2018-11-30 - Progress

This is a postmortem of an incident that caused a large amount of cronspam, but not an outage. However, the incident exposed a lot of latent problems that need addressing.

Description of the incident

I arrived at work late on Tuesday morning to find that the DHCP servers were sending cronspam every minute from monit. monit thought dhcpd was not working, although it was.

A few minutes before I arrived, a colleague had run our Ansible playbook to update the DHCP server configuration. This was the trigger for the cronspam.

Cause of the cronspam

We are using monit as a basic daemon supervisor for our critical services. The monit configuration doesn't have an "include" facility (or at least it didn't when we originally set it up) so we are using Ansible's "assemble" feature to concatenate configuration file fragments into a complete monit config.

The problem was that our Ansible setup didn't have any explicit dependencies between installing monit config fragments and reassembling the complete config and restarting monit.

Running the complete playbook caused the monit config to be reassembled, so an incorrect but previously inactive config fragment was activated, causing the cronspam.

Origin of the problem

How was there an inactive monit config fragment on the DHCP servers?

The DHCP servers had an OS upgrade and reinstall in February. This was when the spammy broken monit config fragment was written.

What were the mistakes at that time?

  • The config fragment was not properly tested. A good monit config is normally silent, but in this case we didn't check that it sent cronspam when things are broken, whoch would have revealed that the config fragment was not actually installed properly.

  • The Ansible playbook was not verified to be properly idempotent.
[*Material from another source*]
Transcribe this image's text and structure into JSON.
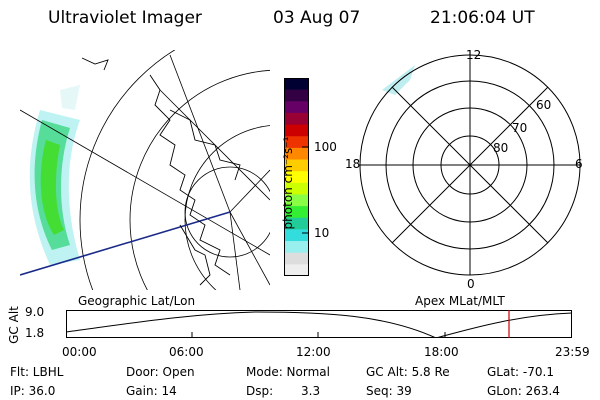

It should be possible to wipe a machine and reinstall it with one run of Ansible, and a second run should be all green. We didn't check the second run properly. Check mode isn't enough to verify idempotency of "assemble".

  • During routine config changes in the nine months since the servers were reinstalled, the usual practice was to run the DHCP-specific subset of the Ansible playbook (because that is much faster) so the bug was not revealed.

Deeper issues

There was a lot more anxiety than there should have been when debugging this problem, because at the time the Ansible playbooks were going through a lot of churn for upgrading and reinstalling other servers, and it wasn't clear whether or not this had caused some unexpected change.
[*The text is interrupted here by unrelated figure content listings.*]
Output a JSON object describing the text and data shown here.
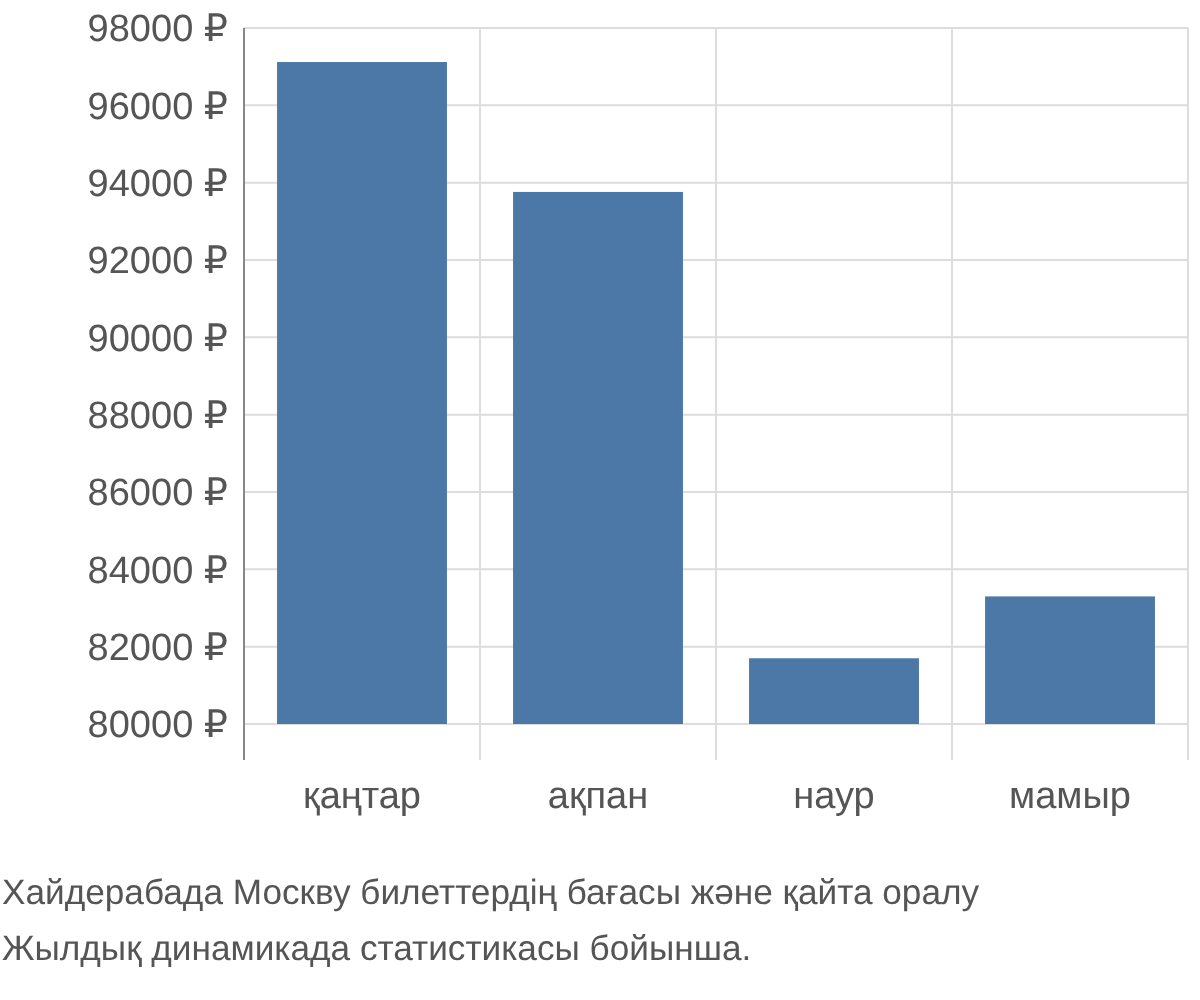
{
  "chart_data": {
    "type": "bar",
    "categories": [
      "қаңтар",
      "ақпан",
      "наур",
      "мамыр"
    ],
    "values": [
      97120,
      93760,
      81700,
      83300
    ],
    "color": "#4c78a8",
    "ylim": [
      80000,
      98000
    ],
    "yticks": [
      {
        "value": 80000,
        "label": "80000 ₽"
      },
      {
        "value": 82000,
        "label": "82000 ₽"
      },
      {
        "value": 84000,
        "label": "84000 ₽"
      },
      {
        "value": 86000,
        "label": "86000 ₽"
      },
      {
        "value": 88000,
        "label": "88000 ₽"
      },
      {
        "value": 90000,
        "label": "90000 ₽"
      },
      {
        "value": 92000,
        "label": "92000 ₽"
      },
      {
        "value": 94000,
        "label": "94000 ₽"
      },
      {
        "value": 96000,
        "label": "96000 ₽"
      },
      {
        "value": 98000,
        "label": "98000 ₽"
      }
    ],
    "grid": true,
    "annotations": [
      "Хайдерабада Москву билеттердің бағасы және қайта оралу",
      "Жылдық динамикада статистикасы бойынша."
    ]
  }
}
This gets close to the heart of the matter:

  • It should always be safe to check out and run the Ansible playbook against the production systems, and expect that nothing will change.

There are other issues related to being a (nearly) solo developer, which makes it easier to get into bad habits. The DHCP server config has the most contributions from colleagues at the moment, so it is not really surprising that this is where we find out the consequences of the bad habits of soloists.

Resolutions

It turns out that monit and dhcpd do not really get along. The monit UDP health checker doesn't work with DHCP (which was the cause of the cronspam) and monit's process checker gets upset by dhcpd being restarted when it needs to be reconfigured.

The monit DHCP UDP checker has been disabled; the process checker needs review to see if it can be useful without sending cronspam on every reconfig.

There should be routine testing to ensure the Ansible playbooks committed to the git server run green, at least in check mode. Unfortunately it's risky to automate this because it requires root access to all the servers; at the moment root access is restricted to admins in person.

We should be in the habit of running the complete playbook on all the servers (e.g. before pushing to the git server), to detect any differences between check mode and normal (active) mode. This is necessary for Ansible tasks that are skipped in check mode.

Future work

This incident also highlights longstanding problems with our low bus protection factor and lack of automated testing. The resolutions listed above will make some small steps to improve these weaknesses.